Yesterday, Matt and I celebrated our 5th year anniversary. 5 years ago the day was filled with so much joy, love, and happiness I had never felt before. We were surrounded by all of our loved ones who wanted nothing more than to share in our joy. On our wedding day I thought about our future. What would the next year be like? How about the next 5, 10, 15 and so on? How many children would we have? Where would we put our roots? All of these questions brought me so much excitement to find out the answers and more so, I would find out with Matt.
I know the answers for the past 5 years. It's been filled with wonderful memories, learning experiences, growing pains, and reaching many goals we had.
Usually when we celebrate our anniversary we like to go somewhere special and take time out of the routine to make it special. This year was different, it was special for a different reason. This year we had a baby boy. On Thursday I gave birth to our third child. His name is Jacob and he was perfect. My body just couldn't keep him anymore and he was born too early. We had just found out the day before that we were going to have another boy. During the ultrasound, I saw him move and suck his thumb. I saw his little body and felt him move in me. I wish that we could have had a life full of being together, getting to know each other, watching him play with Liam, being there for all of his milestones. I know it isn't possible for this life, but I know it is in the next.

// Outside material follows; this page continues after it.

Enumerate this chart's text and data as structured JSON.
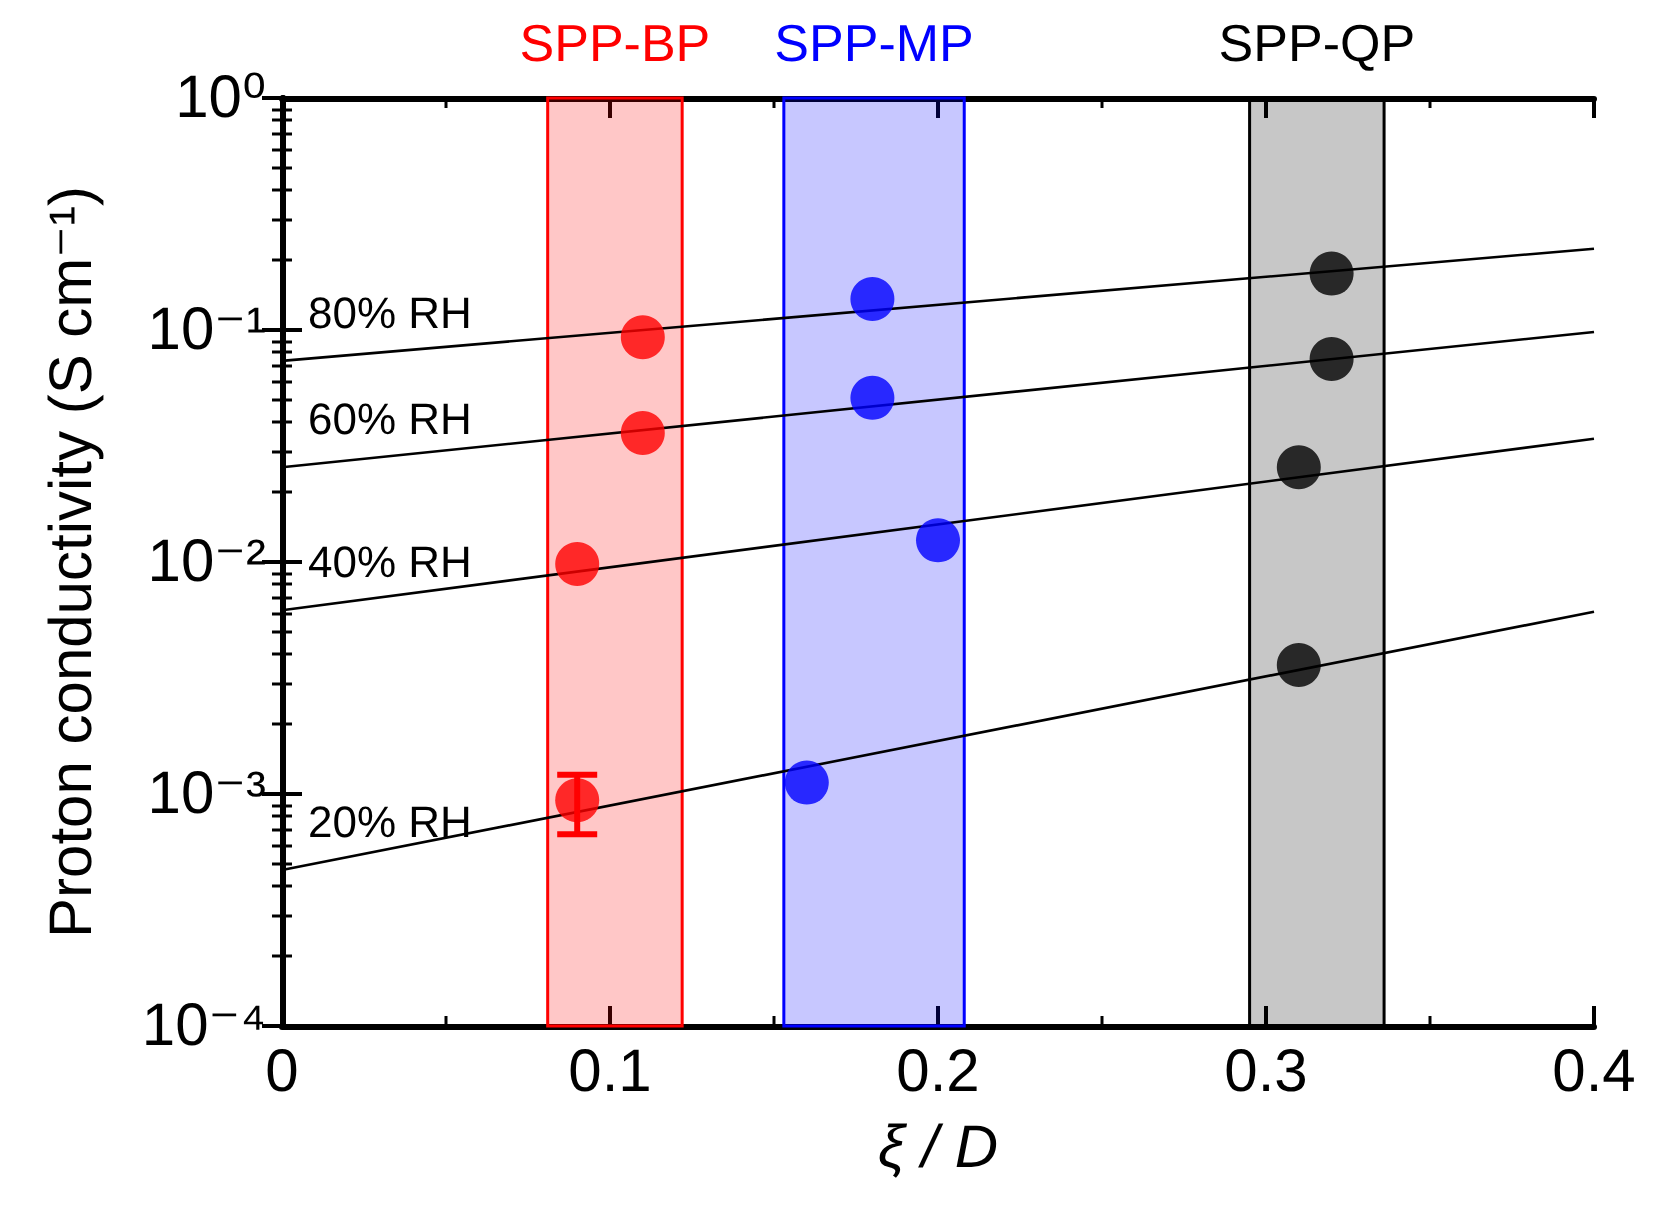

We are still trying to work through all of the emotions and I know we will for a very long time. Although we celebrated our anniversary different this year, it was still filled with a love I had never felt before for Matt and now for Jacob.
15 comments:
Wow, so sorry to hear that Megan and Matt. Heartbreaking. We love you guys so much and we're glad we got to see you at Michelle's wedding.
Megan, my heart aches for you and Matt. I'm so sorry that you had to experience this loss, but I know that Jacob is so blessed to have been born into your eternal family.
Oh, I feel so much love for your family right now! Oh, my heart just aches for you. I can only imagine the range of emotions you are experiencing. Know I am praying for you!
Oh Megan, this beaks my heart. I'm so sorry and I'll have you all in my thoughts and prayers.
Megan & Matt you are in our thoughts we are sorry to hear of your loss and pray that you'll find comfort. Bear Hugs from Ray and Heather.
I'm so sorry guys! It was so fun seeing you guys a few weeks ago, I'm thinking of you and will keep you in my prayers.
I am so so sorry Megan and Matt! My heart truly aches for you. You are in my thoughts and prayers. I am sorry that you had to experience this. I have been thinking so much about you these last few weeks.
So sorry to hear. I am thinking of you all and my heart aches for you.
Matt & Megan, I'm so sorry to hear this. I can't imagine the strength that it takes to get through something like that. You will be in our prayers. XO.
Megan, I am so sorry to hear this. You have such wonderful perspective and faith and even with that - I'm sure it is very difficult. We love you and will be sure to keep you and little Jacob in our prayers. Take care of yourself.
Chrissy
Megan, my heart aches for you. I'm so sorry for your loss. Your family is in my prayers. I love you!
Love you Meg's,
I've been thinking about you guys lately and I am heartbroken to hear this news. I know without a doubt that you will see your babies in the next life. You are my hero, and I hope you know that I am here for you if you need anything. You are in our thoughts and prayers.
xoxox
Megan and Matt, we are so sorry for what you are going through! You are in our thoughts and prayers. Love you guys!
Oh Megan! I'm just catching up on blogs and my heart broke when I read your sad news. You are an incredible mother and a wonderful person and I'm so grateful to know you. You and your sweet family are in our prayers. Love to all.